Cytotoxicity Assay (Resazurin Assay)

Cytotoxicity to HEK293 and HepG2 cells was determined using the resazurin assay.[67,68] In brief, HEK293 and HepG2 cells were seeded at 4000 cells/well in black-wall, clear-bottom 384-well plates (Corning, Australia) and incubated for 24 h at 37 °C, 5% CO2. Compounds were then added into each well. After 24 h incubation, 5 μM resazurin was added per well and incubated at 37 °C for 2 h. Fluorescence intensity was then read using a Polarstar Omega with excitation/emission 560/590. The data were then analyzed using GraphPad Prism 6 software. CC50 values were determined using GraphPad Prism 6 software (Inc. La Jolla, CA).

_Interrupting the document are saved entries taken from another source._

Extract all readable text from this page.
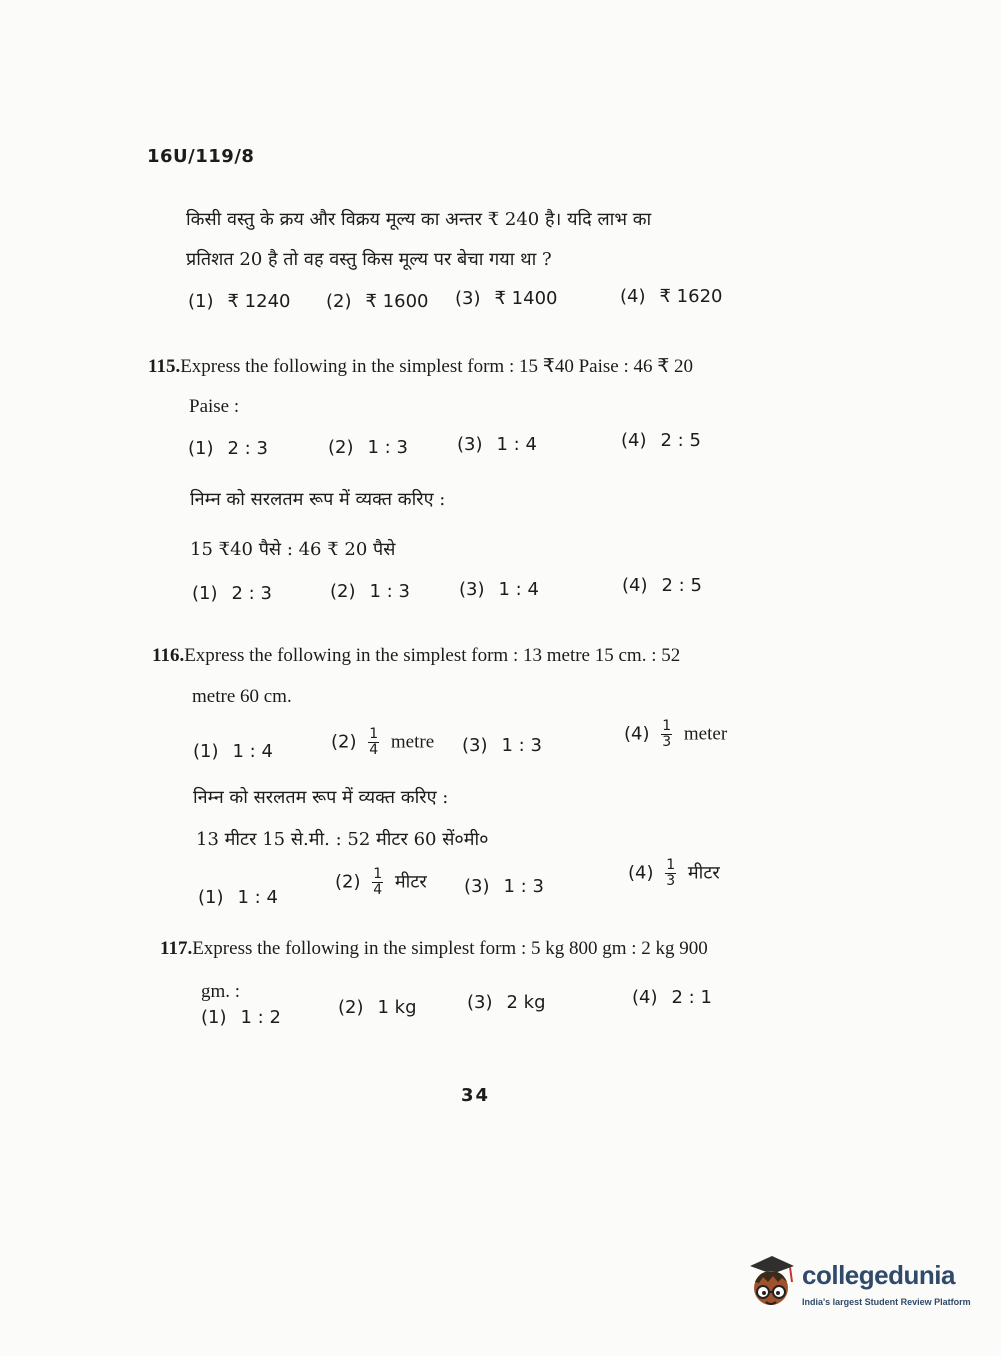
16U/119/8
किसी वस्तु के क्रय और विक्रय मूल्य का अन्तर ₹ 240 है। यदि लाभ का
प्रतिशत 20 है तो वह वस्तु किस मूल्य पर बेचा गया था ?
(1) ₹ 1240 (2) ₹ 1600 (3) ₹ 1400	(4) ₹ 1620
115.Express the following in the simplest form : 15 ₹40 Paise : 46 ₹ 20
Paise :
(1) 2 : 3	(2) 1 : 3	(3) 1 : 4	(4) 2 : 5
निम्न को सरलतम रूप में व्यक्त करिए :
15 ₹40 पैसे : 46 ₹ 20 पैसे
(1) 2 : 3	(2) 1 : 3	(3) 1 : 4	(4) 2 : 5
116.Express the following in the simplest form : 13 metre 15 cm. : 52
metre 60 cm.
(1) 1 : 4	$(2) \frac{1}{4}$ metre (3) 1 : 3
$(4) \frac{1}{3}$ meter
निम्न को सरलतम रूप में व्यक्त करिए :
13 मीटर 15 से.मी. : 52 मीटर 60 सें०मी०
(1) 1 : 4
$(2) \frac{1}{4}$ मीटर (3) 1 : 3
$(4) \frac{1}{3}$ मीटर
117.Express the following in the simplest form : 5 kg 800 gm : 2 kg 900
gm. :
(1) 1 : 2	(2) 1 kg	(3) 2 kg	(4) 2 : 1
34
collegedunia
India's largest Student Review Platform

Nephrotoxicity Assay (Lactate Dehydrogenase (LDH) and Gamma Glutamyl Transferase (GGT) Release in Primary Cells Freshly Isolated from Human Kidneys)

Primary human renal proximal tubule epithelial (hPT) cells were isolated and used for in vitro prediction of drug-induced nephrotoxicity[63,64,69] by measuring the release of metabolism enzymes, LDH and GGT, as previously described.[70]